In recent days, we have read and heard plenty of commentary about the mass shooting in Orlando, Fla. We also contemplate the killing of a member of the British Parliament prior to a referendum on whether the United Kingdom should remain part of the European Union.
Swirling around these devastating events are a series of questions about how human beings identify other human beings, and about how we self-identify.
We Catholic Christians, having just heard last weekend the words of St. Paul in Galatians 3:28, “There is neither Jew nor Greek, there is neither slave nor free person, there is not male and female; for you are all one in Christ Jesus,” continue to offer the hope that the upholding of human dignity is not a futile errand.
Paul is not saying that there are no distinctions among human beings. Nationalities and philosophies of life are noteworthy because of the differences they demonstrate. Slave versus free — an imposed, arbitrary distinction — has been a most painful acting-out of a human tendency toward domination, against which the Christian ethos has rebelled over the centuries, with varying degrees of success. The complementarity of male and female is necessary for the survival of humanity.
But first, we human beings must consider that we have a common origin in God; that we are all sinners; and that in the Son of God Incarnate, all human beings have received an astonishing affirmation of our worth as God’s children.
Our identity as Catholic Christians is to be found in the fact that we are recipients of a gift which we have not earned and could never earn; that the gift of salvation is the cause of our joy; and that, as we have been loved personally by Jesus Christ, we are to give personally of ourselves so that we might pass on this gift of utter peace.
This is a far cry from today’s “identity politics” by which we tend to divide ourselves up into interest groups and breed intolerance for those on the “outside.”
After outbursts of violence, we ruminate upon the mental health of those who have so acted, and wonder how to address problems deep within their psyches. Mental illness remains a “taboo” topic; we who have so suffered must be more forthcoming about our experiences. For if we share our common human experience, we can develop a sense of ease with one another and make it “safe” for the troubled to emerge from the state of being “locked up” inside oneself.

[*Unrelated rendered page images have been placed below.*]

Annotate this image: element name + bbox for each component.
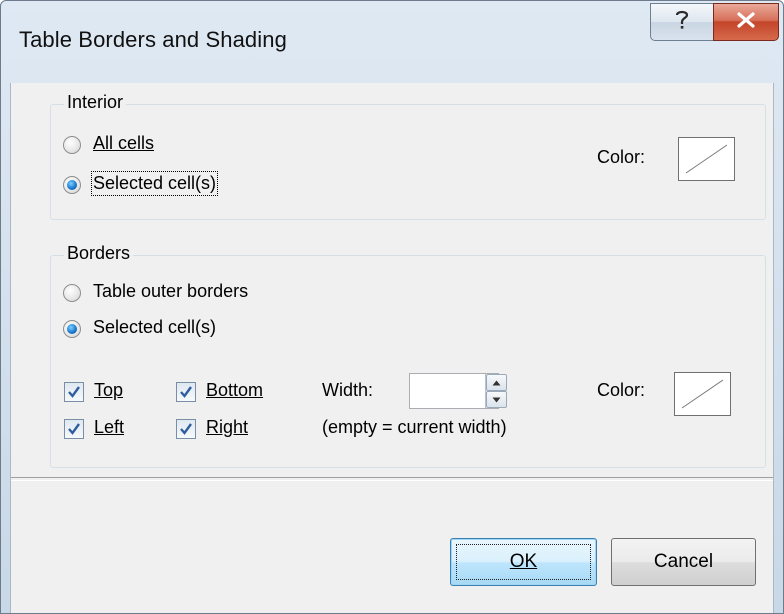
borders-selected-cells-radio[interactable] <box>63 320 81 338</box>
dialog-title: Table Borders and Shading <box>19 27 287 52</box>
bottom-border-checkbox[interactable] <box>176 382 196 402</box>
right-border-label[interactable]: Right <box>206 417 248 438</box>
interior-color-label: Color: <box>597 147 646 167</box>
checkmark-icon <box>68 423 80 435</box>
checkmark-icon <box>180 386 192 398</box>
dialog-window: Table Borders and Shading Interior All c… <box>0 0 784 614</box>
interior-selected-cells-label[interactable]: Selected cell(s) <box>90 171 219 196</box>
borders-group-label: Borders <box>64 243 134 264</box>
arrow-down-icon <box>492 397 501 402</box>
right-border-checkbox[interactable] <box>176 419 196 439</box>
help-icon <box>674 9 690 36</box>
borders-color-swatch[interactable] <box>674 372 731 416</box>
interior-group-label: Interior <box>64 92 127 113</box>
close-button[interactable] <box>713 3 779 41</box>
borders-color-label: Color: <box>597 380 646 400</box>
checkmark-icon <box>180 423 192 435</box>
title-bar[interactable]: Table Borders and Shading <box>1 1 783 83</box>
top-border-label[interactable]: Top <box>94 380 123 401</box>
interior-group <box>50 104 766 220</box>
top-border-checkbox[interactable] <box>64 382 84 402</box>
table-outer-borders-label[interactable]: Table outer borders <box>93 281 248 302</box>
interior-color-swatch[interactable] <box>678 137 735 181</box>
table-outer-borders-radio[interactable] <box>63 284 81 302</box>
arrow-up-icon <box>492 380 501 385</box>
no-color-icon <box>681 379 724 409</box>
ok-button[interactable]: OK <box>450 538 597 586</box>
focus-indicator <box>456 544 591 580</box>
help-button[interactable] <box>650 3 714 41</box>
separator-line <box>11 477 773 481</box>
bottom-border-label[interactable]: Bottom <box>206 380 263 401</box>
dialog-client-area: Interior All cells Selected cell(s) Colo… <box>10 83 774 613</box>
cancel-button[interactable]: Cancel <box>611 538 756 586</box>
checkmark-icon <box>68 386 80 398</box>
no-color-icon <box>685 144 728 174</box>
spin-up-button[interactable] <box>486 374 507 391</box>
borders-selected-cells-label[interactable]: Selected cell(s) <box>93 317 216 338</box>
cancel-button-label: Cancel <box>653 551 714 572</box>
width-hint: (empty = current width) <box>322 417 507 437</box>
spin-down-button[interactable] <box>486 391 507 408</box>
all-cells-radio[interactable] <box>63 136 81 154</box>
close-icon <box>735 11 757 34</box>
left-border-checkbox[interactable] <box>64 419 84 439</box>
width-spinner[interactable] <box>485 374 507 408</box>
interior-selected-cells-radio[interactable] <box>63 176 81 194</box>
left-border-label[interactable]: Left <box>94 417 124 438</box>
all-cells-label[interactable]: All cells <box>93 133 154 154</box>
width-label: Width: <box>322 380 374 400</box>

We are told that “a good guy with a gun” will protect us from “a bad guy with a gun.” What if we were to repent of all aggression, whether with weapons or words or attitudes? Our expression “cutting words” is entirely apt. Can we see how wounded we are as we perpetuate a world of “us” and “them”? Can we listen and find out who people really are, instead of hugging to ourselves the prejudices which impede us from exploring reality?
The Son of God has bonded himself to human existence as it is. St. Paul, at Romans 5:8, points out that Jesus’ work of salvation was carried out “while we were still sinners.” Fellow sinners, our task is obvious. We must love people as Jesus has loved us, thereby discovering how human beings can be transformed.